Due to the observational nature of this study, we did not have specific protocols for the intraoperative and postoperative management of the patient population other than routine clinical care. There was no mandated ventilator or fluid protocol at any point during the care of the patients involved in this study, including the postoperative period. However, despite this, there were statistically significant predictors of future ARDS determined both preoperatively and intraoperatively. Furthermore, in observational studies using clinical databases, the problem of model overfitting can be particularly vexing. We used several different bootstrapping techniques to reduce the variance in our models and select robust predictors, thereby minimizing the risk of type I statistical error. However, no amount of statistical testing can replace prospective validation of the predictive model and further study of interventions to mitigate risk. Ideally, the best evidence supporting the role of high pressure ventilation and development of ARDS in the surgical population would be a randomized controlled trial. Using the preoperative predictors described, one could develop criteria for enrollment in such a trial. However, careful consideration must be given to the design and ethical implications of such a study.

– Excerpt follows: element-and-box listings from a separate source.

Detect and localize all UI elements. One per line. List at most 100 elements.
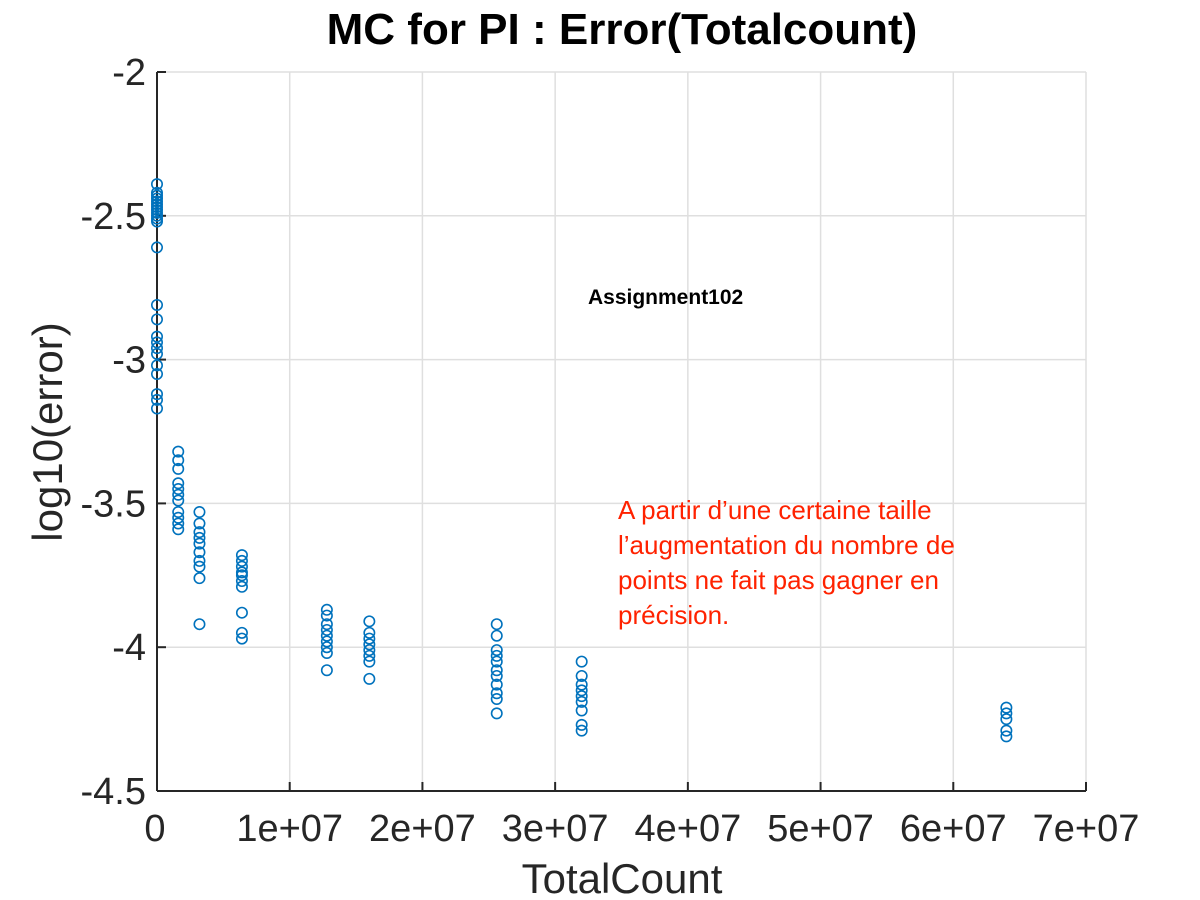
y-tick-label-0: -2 — [112, 52, 146, 94]
data-point-1-5 — [172, 488, 185, 501]
data-point-1-6 — [172, 494, 185, 507]
data-point-6-4 — [490, 655, 503, 668]
data-point-6-7 — [490, 678, 503, 691]
data-point-4-7 — [320, 646, 333, 659]
data-point-2-2 — [193, 526, 206, 539]
y-tick-label-4: -4 — [112, 627, 146, 669]
data-point-3-7 — [235, 606, 248, 619]
data-point-8-1 — [1000, 707, 1013, 720]
data-point-3-5 — [235, 575, 248, 588]
data-point-8-3 — [1000, 724, 1013, 737]
data-point-4-4 — [320, 629, 333, 642]
data-point-5-1 — [363, 626, 376, 639]
x-tick-label-4: 4e+07 — [634, 808, 741, 850]
data-point-6-3 — [490, 649, 503, 662]
data-point-3-4 — [235, 569, 248, 582]
data-point-3-1 — [235, 554, 248, 567]
x-tick-label-6: 6e+07 — [900, 808, 1007, 850]
data-point-4-6 — [320, 641, 333, 654]
x-tick-label-7: 7e+07 — [1033, 808, 1140, 850]
data-point-5-2 — [363, 632, 376, 645]
data-point-0-22 — [151, 393, 164, 406]
data-point-7-8 — [575, 724, 588, 737]
markers-layer — [151, 178, 1013, 743]
annotation-assignment: Assignment102 — [588, 286, 743, 309]
data-point-3-2 — [235, 560, 248, 573]
ticks-layer: 0 1e+07 2e+07 3e+07 4e+07 5e+07 6e+07 7e+07 -2 -2… — [81, 52, 1140, 850]
axes-layer — [156, 72, 1086, 792]
y-tick-label-1: -2.5 — [81, 196, 146, 238]
data-point-8-0 — [1000, 701, 1013, 714]
data-point-6-8 — [490, 687, 503, 700]
y-tick-label-3: -3.5 — [81, 483, 146, 525]
data-point-1-0 — [172, 445, 185, 458]
data-point-2-1 — [193, 517, 206, 530]
annotation-red-line-3: points ne fait pas gagner en — [618, 565, 939, 595]
data-point-2-9 — [193, 618, 206, 631]
data-point-6-0 — [490, 618, 503, 631]
data-point-4-5 — [320, 635, 333, 648]
data-point-3-0 — [235, 549, 248, 562]
data-point-7-5 — [575, 695, 588, 708]
data-point-0-16 — [151, 336, 164, 349]
data-point-0-15 — [151, 330, 164, 343]
annotation-red-line-1: A partir d’une certaine taille — [618, 495, 932, 525]
data-point-0-23 — [151, 402, 164, 415]
data-point-6-6 — [490, 669, 503, 682]
y-axis-label: log10(error) — [24, 322, 71, 541]
data-point-1-7 — [172, 506, 185, 519]
data-point-3-8 — [235, 626, 248, 639]
data-point-0-13 — [151, 298, 164, 311]
data-point-2-4 — [193, 537, 206, 550]
data-point-5-4 — [363, 644, 376, 657]
x-tick-label-3: 3e+07 — [502, 808, 609, 850]
data-point-0-21 — [151, 388, 164, 401]
data-point-0-19 — [151, 359, 164, 372]
data-point-5-6 — [363, 655, 376, 668]
data-point-8-4 — [1000, 730, 1013, 743]
data-point-0-17 — [151, 342, 164, 355]
data-point-4-2 — [320, 618, 333, 631]
data-point-2-0 — [193, 506, 206, 519]
data-point-0-12 — [151, 241, 164, 254]
data-point-6-2 — [490, 644, 503, 657]
data-point-0-14 — [151, 313, 164, 326]
data-point-7-3 — [575, 684, 588, 697]
data-point-2-5 — [193, 546, 206, 559]
data-point-7-1 — [575, 669, 588, 682]
data-point-1-1 — [172, 454, 185, 467]
data-point-6-1 — [490, 629, 503, 642]
data-point-1-3 — [172, 477, 185, 490]
data-point-0-20 — [151, 367, 164, 380]
annotation-red-line-4: précision. — [618, 600, 729, 630]
data-point-7-2 — [575, 678, 588, 691]
x-tick-label-0: 0 — [144, 808, 165, 850]
data-point-2-7 — [193, 560, 206, 573]
data-point-7-0 — [575, 655, 588, 668]
data-point-4-0 — [320, 603, 333, 616]
x-axis-label: TotalCount — [522, 855, 723, 900]
data-point-3-9 — [235, 632, 248, 645]
data-point-5-0 — [363, 615, 376, 628]
data-point-2-8 — [193, 572, 206, 585]
x-tick-label-2: 2e+07 — [369, 808, 476, 850]
data-point-4-8 — [320, 664, 333, 677]
data-point-4-3 — [320, 623, 333, 636]
y-tick-label-2: -3 — [112, 340, 146, 382]
data-point-0-11 — [151, 215, 164, 228]
data-point-6-5 — [490, 664, 503, 677]
x-tick-label-5: 5e+07 — [767, 808, 874, 850]
data-point-5-7 — [363, 672, 376, 685]
annotation-red-line-2: l’augmentation du nombre de — [618, 530, 955, 560]
data-point-1-9 — [172, 517, 185, 530]
y-tick-label-5: -4.5 — [81, 771, 146, 813]
chart-title: MC for PI : Error(Totalcount) — [327, 5, 918, 54]
data-point-0-18 — [151, 347, 164, 360]
data-point-1-4 — [172, 483, 185, 496]
data-point-0-0 — [151, 178, 164, 191]
data-point-2-3 — [193, 531, 206, 544]
data-point-2-6 — [193, 554, 206, 567]
data-point-7-4 — [575, 690, 588, 703]
data-point-1-8 — [172, 511, 185, 524]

Despite the limitations, this investigation provides new evidence for a poorly studied population. We again demonstrated the high attributable mortality associated with the diagnosis of postoperative ARDS. We documented an exceptionally low incidence of postoperative ARDS in a general surgical population, particularly in the ASA 1 and 2 patients. Postoperative ARDS was predicted with high reliability using a model based on preoperative ASA, emergent surgical case, COPD, renal failure, and multiple surgeries. After matching, additional intraoperative risk factors for the development of ARDS(ΔP, increased FiO2, fluid administration, and transfusion) were identified, potentially offering clinicians opportunities to reduce the risk of postoperative ARDS. However, further investigation is still required before causation can be firmly established.